Python 2 -> 3 change really was painful for Python community, but PHP does these almost fundamental breaking changes so often, that maybe people just get used to it? I haven't really followed Python past version 2, but I think they are less likely to ever do such amount of breaking changes.
There must be a lot of unmaintained PHP codebases that will break if PHP is updated by hosting provider etc. Someone must be pulling a lot of hairs because of this.
Edit: Those dogpiling there, I rest my case with josefresco's comment:
https://news.ycombinator.com/item?id=33907628
It's painful. Dropping dynamic properties? That will be a lot of fun. WordPress is probably biggest segment for PHP usage.
I have a private (non-internet) web-app that's still on PHP6.5; I like the new PHP features, but upgrading private code to conform to PHP 7 and 8 looks a lot like make-work. I wish it shipped with good upgrade tools.
[Edit] @darkwater (below) is correct; I meant PHP 5.6. PHP6 was some kind of abortion - I can't remember the story.
I'm doing this quite often as I maintain some code-bases that have backward compat down to PHP 5.3 as the baseline. So if you're looking for forward compatibility of your PHP 5.6 codebase to 7.x and 8.x (incl. 8.2), its not so much of work.
If you need an upgrade tool, have different PHP versions at hand and load each file on the CLI and PHP will show you the deprecation warnings.

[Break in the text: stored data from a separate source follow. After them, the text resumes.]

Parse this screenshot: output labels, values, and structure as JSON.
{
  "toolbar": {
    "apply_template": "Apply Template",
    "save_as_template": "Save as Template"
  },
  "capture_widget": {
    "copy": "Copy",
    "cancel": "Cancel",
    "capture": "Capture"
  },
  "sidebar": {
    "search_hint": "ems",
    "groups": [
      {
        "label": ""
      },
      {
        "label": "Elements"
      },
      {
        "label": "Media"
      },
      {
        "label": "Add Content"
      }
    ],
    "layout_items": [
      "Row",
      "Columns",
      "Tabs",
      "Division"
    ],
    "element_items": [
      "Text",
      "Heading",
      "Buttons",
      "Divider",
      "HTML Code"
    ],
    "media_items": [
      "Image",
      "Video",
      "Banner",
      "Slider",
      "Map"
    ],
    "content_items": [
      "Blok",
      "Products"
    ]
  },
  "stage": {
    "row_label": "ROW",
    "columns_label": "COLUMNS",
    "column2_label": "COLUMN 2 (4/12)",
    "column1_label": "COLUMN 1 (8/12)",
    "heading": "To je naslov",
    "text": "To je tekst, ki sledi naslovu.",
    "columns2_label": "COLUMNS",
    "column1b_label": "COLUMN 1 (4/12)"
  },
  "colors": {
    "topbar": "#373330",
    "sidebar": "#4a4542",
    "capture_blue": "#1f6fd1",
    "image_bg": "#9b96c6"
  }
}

It then depends a bit on the code (each()/next()/reset() family undergone some changes if not removals in 8? so you have to replace with some different syntax) but most of the rest is only deprecation warnings that can be overcome with #attributes "annotations" that are just comments prior php 8.
tooling could be better especially if you're running from low versions, thought. but using php on the cli directly brings you quite far and on speed already for most things in my personal experience. git, find and xargs are your friends.